Someone at the Poetry Foundation doesn’t like me. They keep visiting this site, and as you can see in the screencapture below, opted to search for my name, along with mature words like “asshole” and “dumbshit.”
It could be Travis Nichols who seems to have his grips on the Poetry Foundation’s blog, Harriet. He didn’t like two posts I wrote about him, so they got deleted, despite their polite nature.
Someone has also banned three or more of the smartest commenters. They can now be found posting at Scarriet.
An Open Letter to Travis Nichols, Board Member in Charge of Blog:Harriet,
The Poetry Foundation
Dear Travis Nichols,
Blog:Harriet is an extremely important expression of the mission of the Poetry Foundation, a major organization to advance poetry all over the world. The Blog is there specifically to provide a forum for poets and lovers of poetry to express their views freely, regardless of what poetry school they come from, who they know, or whom they serve.
You, Travis Nichols, have just presided over a very messy, introverted coup d’état on Harriet. Not only have you banned a whole group of enthusiastic and positive outsiders, you have protected insiders who have been negative for months, a group who were regularly trashing those who would expand the discourse. Furthermore, and this is really damaging to the Foundation’s reputation, one of your clique is being compared to John O’Hara in POETRY right now. Indeed, you have let Harriet be taken over by a clique who are specifically located in Chicago and want to become a celebrated new ‘Chicago School.’ And you want Harriet to be their own private bandwagon!
This is disgraceful, and totally against the Foundation’s principles. Indeed, you should resign.
I myself am one of the posters whom your friend Michael Robbins, the new O’Hara, regularly trashes, and you have done the same yourself, mocking me in public a number of times. Furthermore, way back at the end of May when I was just beginning, I had a whole post deleted, poof, just like that. I complained to the Webmaster and got a very nice letter back not from you but from the On-line Editor herself assuring me the deletion was just the mistake of an inexperienced monitor.
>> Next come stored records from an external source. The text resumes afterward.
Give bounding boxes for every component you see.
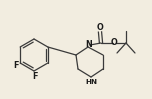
- Text: N: N: [86, 40, 92, 49]
- Text: O: O: [111, 38, 117, 47]
- Text: HN: HN: [85, 79, 97, 85]
- Text: F: F: [32, 72, 38, 81]
- Text: F: F: [14, 60, 19, 69]
- Text: O: O: [97, 22, 103, 31]
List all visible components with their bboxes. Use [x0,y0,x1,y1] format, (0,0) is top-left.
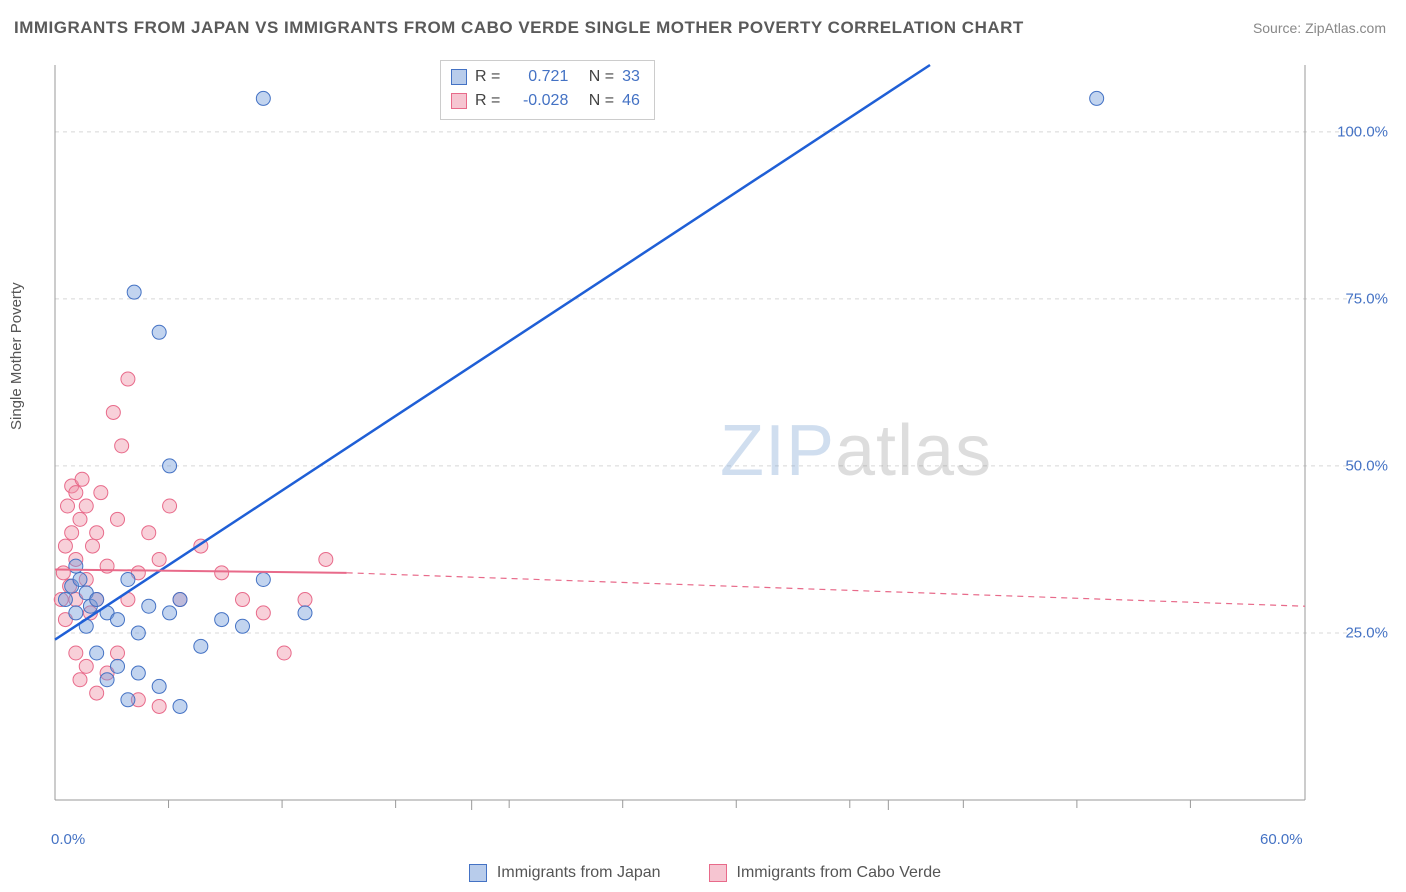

The subject was already Foetry!
The On-line Editor also assured me that I could repost what had been deleted, but because four days had past by then, and it was no longer relevant, I didn’t. When I finally did, I posted a much longer and more detailed Comment on the same matter, and was not only thanked by Martin Earl for it but he even bothered to go to my site, read a poem of my own, and to praise it (it was idiot simple and unprofessional, but still he liked it!).
I think you, Travis Nichols, should have taken a page from Martin Earl’s book. As the editor in charge of Harriet you should be welcoming and tolerant, not engage in cyber-cleansing as you did.
And those were the good old days, so good that they terrified you, Travis Nichols and Michael Robbins – yes, you felt you were losing control of the field!
Well, THE FIELD’S NOT YOURS, I’m writing this letter to tell you. Indeed, it’s the biggest mission of Foetry of all to see to it that it isn’t yours, so no wonder you were so afraid right from the start. For opposing the insidious take-overs of poetry people like you is Foetry’s main mission. The Contest was just the tip of the iceberg right at the beginning — because the Contest was so visible it was possible for Alan Cordle to prove that influence was actually being peddled, even in poetry. Indeed, he always made it clear where he was headed, and still is.
A revelation, influence peddling in poetry, but you still haven’t got it. That’s why you’ve gone to such lengths to hide it!
Yes, resign, Travis Nichols. You must resign and hand over the management of Harriet to someone not in cahoots with anyone, someone who is large enough to rejoice in the Irish outrage of a Desmond Swords, in the genius fun and challenge of a Thomas Brady, and even in the stutterings of an old poetaster like me.
We’re not better, just worth it as much as a Michael Robbins, and because we’re also funnier we’re healthier!